Arye Carmon spends his days warning of "existential threats" to Israel. Not just the usual dangers from terrorism or a nuclear Iran. Rather, internal domestic developments he compares to high blood pressure.

"I use the metaphor of the silent killer," Carmon says. "You don't see blood, bombshells and suicide bombers, but clearly you see how the system cracks."

He means Israel's political system, which he views as dysfunctional to the point of destroying "the foundations of the government. It has debilitated the power of big parties to form strong coalitions and lead."

Carmon has tried to do something about it. In 1991 he co-founded the Jerusalem-based Israel Democracy Institute, for which he still serves as president. The IDI is an independent think tank that aims to strengthen Israel's democratic institutions through research, debate and policy proposals.

Carmon and his colleague Mordechai Kremnitzer are in the Bay Area to give a few talks about the IDI and its mission.

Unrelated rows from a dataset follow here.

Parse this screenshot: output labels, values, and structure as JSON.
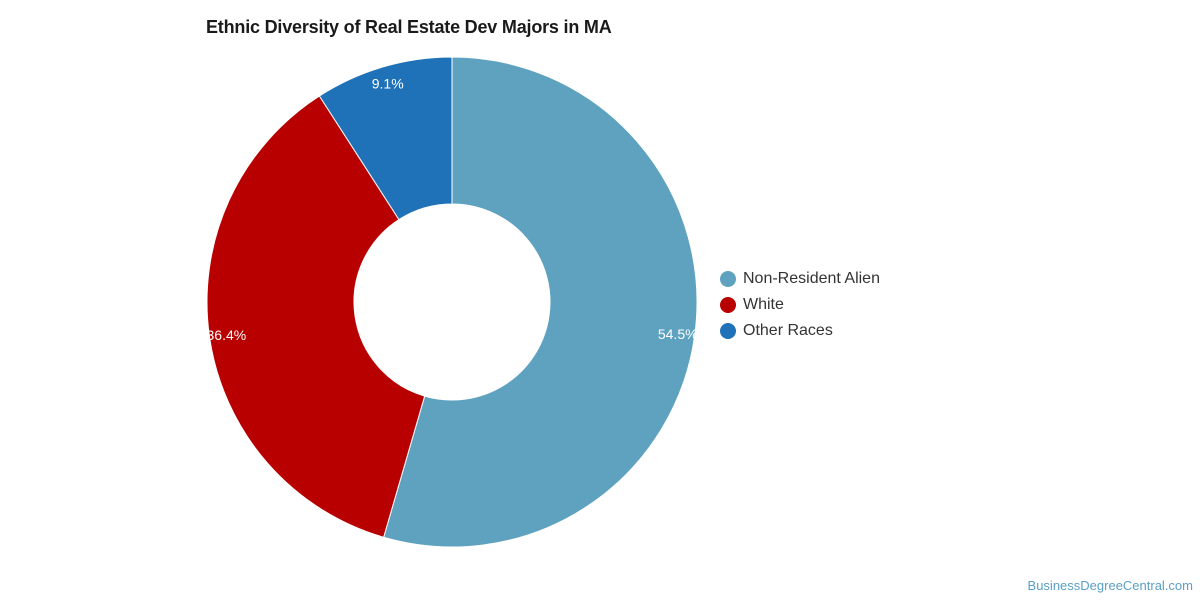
{
  "chart_data": {
    "type": "pie",
    "variant": "donut",
    "title": "Ethnic Diversity of Real Estate Dev Majors in MA",
    "slices": [
      {
        "name": "Non-Resident Alien",
        "value": 54.5,
        "label": "54.5%",
        "color": "#5ea2c0"
      },
      {
        "name": "White",
        "value": 36.4,
        "label": "36.4%",
        "color": "#b90000"
      },
      {
        "name": "Other Races",
        "value": 9.1,
        "label": "9.1%",
        "color": "#1f72b8"
      }
    ],
    "legend": {
      "position": "right"
    }
  },
  "watermark": "BusinessDegreeCentral.com"
}
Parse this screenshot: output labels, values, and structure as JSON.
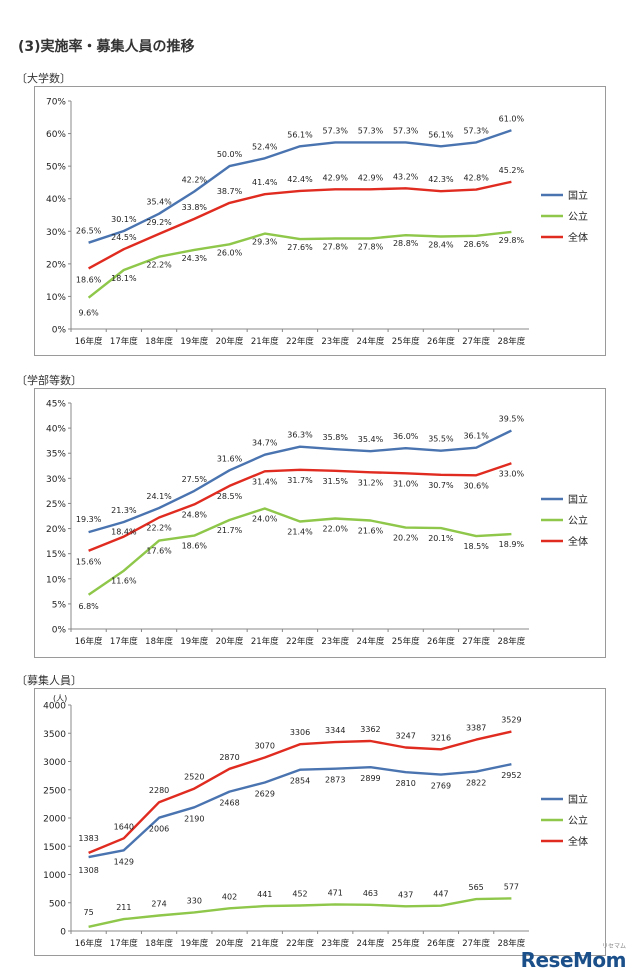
{
  "title": "(3)実施率・募集人員の推移",
  "watermark": "ReseMom",
  "watermark_sub": "リセマム",
  "colors": {
    "national": "#4a74b0",
    "public": "#8ec74a",
    "total": "#e02b20"
  },
  "chart_data": [
    {
      "type": "line",
      "section_label": "〔大学数〕",
      "title": "",
      "unit_label": "",
      "categories": [
        "16年度",
        "17年度",
        "18年度",
        "19年度",
        "20年度",
        "21年度",
        "22年度",
        "23年度",
        "24年度",
        "25年度",
        "26年度",
        "27年度",
        "28年度"
      ],
      "yticks": [
        "0%",
        "10%",
        "20%",
        "30%",
        "40%",
        "50%",
        "60%",
        "70%"
      ],
      "ylim": [
        0,
        70
      ],
      "legend": [
        "国立",
        "公立",
        "全体"
      ],
      "series": [
        {
          "name": "国立",
          "key": "national",
          "values": [
            26.5,
            30.1,
            35.4,
            42.2,
            50.0,
            52.4,
            56.1,
            57.3,
            57.3,
            57.3,
            56.1,
            57.3,
            61.0
          ],
          "labels": [
            "26.5%",
            "30.1%",
            "35.4%",
            "42.2%",
            "50.0%",
            "52.4%",
            "56.1%",
            "57.3%",
            "57.3%",
            "57.3%",
            "56.1%",
            "57.3%",
            "61.0%"
          ]
        },
        {
          "name": "公立",
          "key": "public",
          "values": [
            9.6,
            18.1,
            22.2,
            24.3,
            26.0,
            29.3,
            27.6,
            27.8,
            27.8,
            28.8,
            28.4,
            28.6,
            29.8
          ],
          "labels": [
            "9.6%",
            "18.1%",
            "22.2%",
            "24.3%",
            "26.0%",
            "29.3%",
            "27.6%",
            "27.8%",
            "27.8%",
            "28.8%",
            "28.4%",
            "28.6%",
            "29.8%"
          ]
        },
        {
          "name": "全体",
          "key": "total",
          "values": [
            18.6,
            24.5,
            29.2,
            33.8,
            38.7,
            41.4,
            42.4,
            42.9,
            42.9,
            43.2,
            42.3,
            42.8,
            45.2
          ],
          "labels": [
            "18.6%",
            "24.5%",
            "29.2%",
            "33.8%",
            "38.7%",
            "41.4%",
            "42.4%",
            "42.9%",
            "42.9%",
            "43.2%",
            "42.3%",
            "42.8%",
            "45.2%"
          ]
        }
      ]
    },
    {
      "type": "line",
      "section_label": "〔学部等数〕",
      "title": "",
      "unit_label": "",
      "categories": [
        "16年度",
        "17年度",
        "18年度",
        "19年度",
        "20年度",
        "21年度",
        "22年度",
        "23年度",
        "24年度",
        "25年度",
        "26年度",
        "27年度",
        "28年度"
      ],
      "yticks": [
        "0%",
        "5%",
        "10%",
        "15%",
        "20%",
        "25%",
        "30%",
        "35%",
        "40%",
        "45%"
      ],
      "ylim": [
        0,
        45
      ],
      "legend": [
        "国立",
        "公立",
        "全体"
      ],
      "series": [
        {
          "name": "国立",
          "key": "national",
          "values": [
            19.3,
            21.3,
            24.1,
            27.5,
            31.6,
            34.7,
            36.3,
            35.8,
            35.4,
            36.0,
            35.5,
            36.1,
            39.5
          ],
          "labels": [
            "19.3%",
            "21.3%",
            "24.1%",
            "27.5%",
            "31.6%",
            "34.7%",
            "36.3%",
            "35.8%",
            "35.4%",
            "36.0%",
            "35.5%",
            "36.1%",
            "39.5%"
          ]
        },
        {
          "name": "公立",
          "key": "public",
          "values": [
            6.8,
            11.6,
            17.6,
            18.6,
            21.7,
            24.0,
            21.4,
            22.0,
            21.6,
            20.2,
            20.1,
            18.5,
            18.9
          ],
          "labels": [
            "6.8%",
            "11.6%",
            "17.6%",
            "18.6%",
            "21.7%",
            "24.0%",
            "21.4%",
            "22.0%",
            "21.6%",
            "20.2%",
            "20.1%",
            "18.5%",
            "18.9%"
          ]
        },
        {
          "name": "全体",
          "key": "total",
          "values": [
            15.6,
            18.4,
            22.2,
            24.8,
            28.5,
            31.4,
            31.7,
            31.5,
            31.2,
            31.0,
            30.7,
            30.6,
            33.0
          ],
          "labels": [
            "15.6%",
            "18.4%",
            "22.2%",
            "24.8%",
            "28.5%",
            "31.4%",
            "31.7%",
            "31.5%",
            "31.2%",
            "31.0%",
            "30.7%",
            "30.6%",
            "33.0%"
          ]
        }
      ]
    },
    {
      "type": "line",
      "section_label": "〔募集人員〕",
      "title": "",
      "unit_label": "(人)",
      "categories": [
        "16年度",
        "17年度",
        "18年度",
        "19年度",
        "20年度",
        "21年度",
        "22年度",
        "23年度",
        "24年度",
        "25年度",
        "26年度",
        "27年度",
        "28年度"
      ],
      "yticks": [
        "0",
        "500",
        "1000",
        "1500",
        "2000",
        "2500",
        "3000",
        "3500",
        "4000"
      ],
      "ylim": [
        0,
        4000
      ],
      "legend": [
        "国立",
        "公立",
        "全体"
      ],
      "series": [
        {
          "name": "国立",
          "key": "national",
          "values": [
            1308,
            1429,
            2006,
            2190,
            2468,
            2629,
            2854,
            2873,
            2899,
            2810,
            2769,
            2822,
            2952
          ],
          "labels": [
            "1308",
            "1429",
            "2006",
            "2190",
            "2468",
            "2629",
            "2854",
            "2873",
            "2899",
            "2810",
            "2769",
            "2822",
            "2952"
          ]
        },
        {
          "name": "公立",
          "key": "public",
          "values": [
            75,
            211,
            274,
            330,
            402,
            441,
            452,
            471,
            463,
            437,
            447,
            565,
            577
          ],
          "labels": [
            "75",
            "211",
            "274",
            "330",
            "402",
            "441",
            "452",
            "471",
            "463",
            "437",
            "447",
            "565",
            "577"
          ]
        },
        {
          "name": "全体",
          "key": "total",
          "values": [
            1383,
            1640,
            2280,
            2520,
            2870,
            3070,
            3306,
            3344,
            3362,
            3247,
            3216,
            3387,
            3529
          ],
          "labels": [
            "1383",
            "1640",
            "2280",
            "2520",
            "2870",
            "3070",
            "3306",
            "3344",
            "3362",
            "3247",
            "3216",
            "3387",
            "3529"
          ]
        }
      ]
    }
  ]
}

The two will lay out the dangers lurking within Israel's political system, in which a handful of Knesset members from small religious parties can—and often do—hamstring the national government.

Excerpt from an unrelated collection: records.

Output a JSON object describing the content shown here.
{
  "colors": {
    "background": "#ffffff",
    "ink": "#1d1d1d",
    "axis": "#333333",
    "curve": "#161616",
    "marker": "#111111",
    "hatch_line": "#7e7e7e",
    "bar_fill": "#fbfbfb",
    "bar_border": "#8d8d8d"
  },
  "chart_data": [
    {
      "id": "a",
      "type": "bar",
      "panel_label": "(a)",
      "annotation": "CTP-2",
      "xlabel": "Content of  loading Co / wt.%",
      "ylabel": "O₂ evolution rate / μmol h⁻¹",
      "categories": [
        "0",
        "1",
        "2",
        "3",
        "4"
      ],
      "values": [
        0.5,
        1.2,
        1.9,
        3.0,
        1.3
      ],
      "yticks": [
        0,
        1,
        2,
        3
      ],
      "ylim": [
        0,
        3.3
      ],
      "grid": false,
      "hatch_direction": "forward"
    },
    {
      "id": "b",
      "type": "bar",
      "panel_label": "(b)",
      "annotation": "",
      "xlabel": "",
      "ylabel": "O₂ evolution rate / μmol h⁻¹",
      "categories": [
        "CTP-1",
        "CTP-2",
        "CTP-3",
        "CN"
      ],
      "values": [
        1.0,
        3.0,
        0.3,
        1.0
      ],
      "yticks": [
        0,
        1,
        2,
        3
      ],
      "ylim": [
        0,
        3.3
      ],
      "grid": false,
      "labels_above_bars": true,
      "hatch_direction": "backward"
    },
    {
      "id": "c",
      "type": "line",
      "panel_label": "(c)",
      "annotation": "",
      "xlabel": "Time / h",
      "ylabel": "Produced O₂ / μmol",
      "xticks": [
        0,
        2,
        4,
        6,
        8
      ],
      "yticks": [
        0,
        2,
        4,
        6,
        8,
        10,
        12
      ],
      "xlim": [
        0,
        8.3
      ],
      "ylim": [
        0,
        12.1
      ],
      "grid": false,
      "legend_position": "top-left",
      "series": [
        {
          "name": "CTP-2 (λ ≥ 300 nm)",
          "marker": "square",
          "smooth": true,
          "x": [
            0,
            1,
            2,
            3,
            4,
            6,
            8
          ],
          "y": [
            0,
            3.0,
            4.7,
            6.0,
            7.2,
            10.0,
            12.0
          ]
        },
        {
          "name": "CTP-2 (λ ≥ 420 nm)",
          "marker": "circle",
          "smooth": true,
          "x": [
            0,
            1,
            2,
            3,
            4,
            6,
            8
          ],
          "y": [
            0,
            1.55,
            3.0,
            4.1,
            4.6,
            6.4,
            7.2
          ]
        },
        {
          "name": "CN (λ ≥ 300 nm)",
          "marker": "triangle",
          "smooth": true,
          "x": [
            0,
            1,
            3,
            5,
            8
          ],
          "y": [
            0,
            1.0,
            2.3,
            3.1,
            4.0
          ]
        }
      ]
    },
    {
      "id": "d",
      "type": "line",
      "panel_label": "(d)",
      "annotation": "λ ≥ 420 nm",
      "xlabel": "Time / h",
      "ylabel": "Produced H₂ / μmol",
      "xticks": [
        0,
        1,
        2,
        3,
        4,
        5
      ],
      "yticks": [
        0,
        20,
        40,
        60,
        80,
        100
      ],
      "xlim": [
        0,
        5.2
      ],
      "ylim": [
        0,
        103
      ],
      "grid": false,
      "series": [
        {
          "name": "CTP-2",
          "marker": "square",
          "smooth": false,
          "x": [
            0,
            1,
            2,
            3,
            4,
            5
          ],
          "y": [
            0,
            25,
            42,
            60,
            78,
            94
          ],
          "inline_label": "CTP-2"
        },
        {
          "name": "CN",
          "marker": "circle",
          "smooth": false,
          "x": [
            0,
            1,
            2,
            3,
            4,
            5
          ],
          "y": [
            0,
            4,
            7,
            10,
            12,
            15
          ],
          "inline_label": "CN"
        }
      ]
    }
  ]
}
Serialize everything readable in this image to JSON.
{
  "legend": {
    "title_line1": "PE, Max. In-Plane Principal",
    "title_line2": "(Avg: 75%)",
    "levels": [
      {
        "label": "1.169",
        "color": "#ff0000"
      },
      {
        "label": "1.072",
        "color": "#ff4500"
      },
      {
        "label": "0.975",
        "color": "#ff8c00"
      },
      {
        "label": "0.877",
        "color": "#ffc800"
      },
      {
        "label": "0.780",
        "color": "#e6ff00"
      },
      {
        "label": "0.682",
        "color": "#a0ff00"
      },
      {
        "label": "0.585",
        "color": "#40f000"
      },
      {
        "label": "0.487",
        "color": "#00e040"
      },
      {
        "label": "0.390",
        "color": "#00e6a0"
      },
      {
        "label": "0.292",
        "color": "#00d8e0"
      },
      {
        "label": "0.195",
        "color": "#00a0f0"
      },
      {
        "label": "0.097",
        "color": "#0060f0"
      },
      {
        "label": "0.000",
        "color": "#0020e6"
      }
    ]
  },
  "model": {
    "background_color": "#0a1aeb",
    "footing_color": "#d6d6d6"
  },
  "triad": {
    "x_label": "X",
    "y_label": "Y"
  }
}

"We have seen the growing power of sectoralization," Carmon says, referring to the disproportionate parliamentary power of Israel's religious parties. "Instead of reinforcing parties that deal with the well being of the collective, we've seen the growing strength of [small] parties, which have kept governments as hostages."

By way of illustration, he points out that when Yitzhak Rabin served as prime minister, he and his Labor Party had a 42-seat plurality. Today, Prime Minister Benjamin Netanyahu leads the country with only 27 Knesset seats for his Likud Party.

That's only one of several problems Carmon has his eye on. He also worries about the lack of civil marriage in Israel (marriage and divorce fall under the purview of Israel's Orthodox minority) and about properly converting tens of thousands of immigrants from the former Soviet Union, many of whom who may not be Jewish.

Carmon also ponders the tensions between Israel's fight against terrorism and the desire to maintain democratic institutions. It's a debate Americans had in the aftermath of 9/11, when the Patriot Act and other anti-terror measures appeared to trample constitutional rights, according to some.

"Israel does not have a Constitution," he says, "so we do not have that solid foundation that binds the ground rules in any political system ... Israeli society is composed of highly variegated, heterogeneous elements living in growing tensions and internal conflict."

Carmon notes that even though a majority of Israelis may favor reform, any changes will only come through acts of the Knesset. And the minority parties have covered their bases there.

"In signing the coalition agreements, they put in a veto power," he says of those religious parties. "They demand that any change in the political system will have to be based on the consensus of all members."

IDI has built its own consensus, not only among academics and politicians, but within moderate forces among the ultra-Orthodox and Israeli Arabs as well. Carmon believes there are realists even in those communities.

Last month, the IDI held a forum chaired by former Israeli Supreme Court President Meir Shamgar. With politicians, jurists, academics and business leaders in attendance, the goal was to move forward with electoral reforms.

Carmon hopes the Israeli public will pressure their elected officials to make those changes. But as someone who has been at it since 1991, he knows it will take time to change the system.

"Crying and whining is not a solution," he says. "So you have to be persistent. We have no choice."